Exploiting myoblast fusion process for muscle regeneration

Neuromuscular disorders affect millions of people worldwide. Now a discovery made opens the door to the development of targeted therapies.

The formation of muscles, a complex process, requires the action of specialized cells, the myoblasts. In order for skeletal muscle to develop and regenerate, myoblasts must align with each other, move towards each other, and touch each other until their membranes are joined. This is called the myoblast fusion stage and is the basis for the formation of muscle fibers.

During embryogenesis, myoblast fusion is crucial, with mutations in certain genes resulting in the extremely rare clinical myopathy called Carey-Fineman-Ziter syndrome.

In adults, an army of satellite cells is responsible for muscle growth and regeneration. In response to activation signals, satellite cells proliferate, differentiate and fuse to repair damaged myofibers. The proteins and signaling pathways that control this fusion are still being identified.

“Until recently, myoblast fusion was the subject of only basic research," said the author.

"We weren't interested in it in the context of disease; we didn't think it was possible to use this process to cure certain diseases. Yet, understanding in detail all the factors involved in this fusion could contribute to the development of targeted therapies."

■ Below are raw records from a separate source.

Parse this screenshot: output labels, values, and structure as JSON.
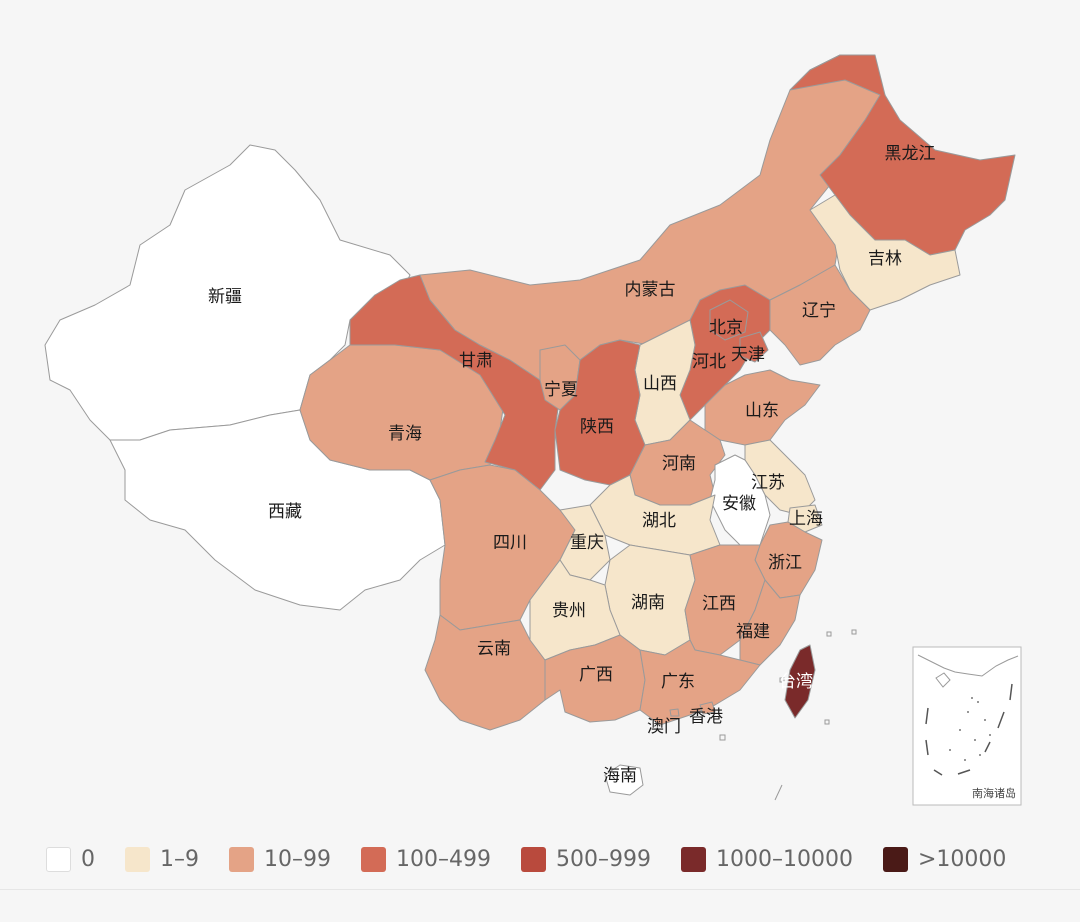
{
  "colors": {
    "c0": "#ffffff",
    "c1": "#f6e6cb",
    "c2": "#e4a386",
    "c3": "#d36b56",
    "c4": "#b94a3d",
    "c5": "#7a2a2a",
    "c6": "#4a1a17"
  },
  "legend": [
    {
      "label": "0",
      "color": "#ffffff"
    },
    {
      "label": "1–9",
      "color": "#f6e6cb"
    },
    {
      "label": "10–99",
      "color": "#e4a386"
    },
    {
      "label": "100–499",
      "color": "#d36b56"
    },
    {
      "label": "500–999",
      "color": "#b94a3d"
    },
    {
      "label": "1000–10000",
      "color": "#7a2a2a"
    },
    {
      "label": ">10000",
      "color": "#4a1a17"
    }
  ],
  "provinces": {
    "xinjiang": {
      "name": "新疆",
      "band": "0"
    },
    "xizang": {
      "name": "西藏",
      "band": "0"
    },
    "qinghai": {
      "name": "青海",
      "band": "10–99"
    },
    "gansu": {
      "name": "甘肃",
      "band": "100–499"
    },
    "neimenggu": {
      "name": "内蒙古",
      "band": "10–99"
    },
    "heilongjiang": {
      "name": "黑龙江",
      "band": "100–499"
    },
    "jilin": {
      "name": "吉林",
      "band": "1–9"
    },
    "liaoning": {
      "name": "辽宁",
      "band": "10–99"
    },
    "beijing": {
      "name": "北京",
      "band": "100–499"
    },
    "tianjin": {
      "name": "天津",
      "band": "100–499"
    },
    "hebei": {
      "name": "河北",
      "band": "100–499"
    },
    "shanxi": {
      "name": "山西",
      "band": "1–9"
    },
    "shandong": {
      "name": "山东",
      "band": "10–99"
    },
    "ningxia": {
      "name": "宁夏",
      "band": "10–99"
    },
    "shaanxi": {
      "name": "陕西",
      "band": "100–499"
    },
    "henan": {
      "name": "河南",
      "band": "10–99"
    },
    "jiangsu": {
      "name": "江苏",
      "band": "1–9"
    },
    "anhui": {
      "name": "安徽",
      "band": "0"
    },
    "shanghai": {
      "name": "上海",
      "band": "1–9"
    },
    "hubei": {
      "name": "湖北",
      "band": "1–9"
    },
    "sichuan": {
      "name": "四川",
      "band": "10–99"
    },
    "chongqing": {
      "name": "重庆",
      "band": "1–9"
    },
    "zhejiang": {
      "name": "浙江",
      "band": "10–99"
    },
    "guizhou": {
      "name": "贵州",
      "band": "1–9"
    },
    "hunan": {
      "name": "湖南",
      "band": "1–9"
    },
    "jiangxi": {
      "name": "江西",
      "band": "10–99"
    },
    "fujian": {
      "name": "福建",
      "band": "10–99"
    },
    "yunnan": {
      "name": "云南",
      "band": "10–99"
    },
    "guangxi": {
      "name": "广西",
      "band": "10–99"
    },
    "guangdong": {
      "name": "广东",
      "band": "10–99"
    },
    "taiwan": {
      "name": "台湾",
      "band": "1000–10000"
    },
    "xianggang": {
      "name": "香港",
      "band": "10–99"
    },
    "aomen": {
      "name": "澳门",
      "band": "10–99"
    },
    "hainan": {
      "name": "海南",
      "band": "0"
    }
  },
  "inset": {
    "label": "南海诸岛"
  }
}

Myoblast fusion include RAC1 and its activator DOCK1. In the current study the authors analyzed the contribution of the DOCK1-interacting ELMO scaffold proteins to myoblast fusion. When Elmo1−/− mice underwent muscle-specific Elmo2 genetic ablation, they exhibited severe myoblast fusion defects.

A mutation in the Elmo2 gene that reduced signaling resulted in a decrease in myoblast fusion. Conversely, a mutation in Elmo2 coding for a protein with an open conformation increased myoblast fusion during development and in muscle regeneration. The authors also showed that the dystrophic features of the Dysferlin-null mice, a model of limbgirdle muscular dystrophy type 2B, were reversed when expressing ELMO2 in an open conformation.

"We also observed that this mouse model, when crossed with a mouse modeling limb-girdle muscular dystrophy 2B, can improve disease phenotypes," said the author.

The new data therefore provide direct evidence that the myoblast fusion process could be exploited for regenerative purposes and to improve the outcome of muscle diseases.

In the long term, this research shows, increasing cell fusion could "repair" muscles in other types of muscular dystrophy, such as Duchenne (occurring in 1 in 4,000 boys) or other severe conditions, such as cachexia (secondary muscle breakdown due to various diseases and some forms of cancer).

The potential to manipulate the myoblast fusion step will undoubtedly be the subject of future studies, said the researchers.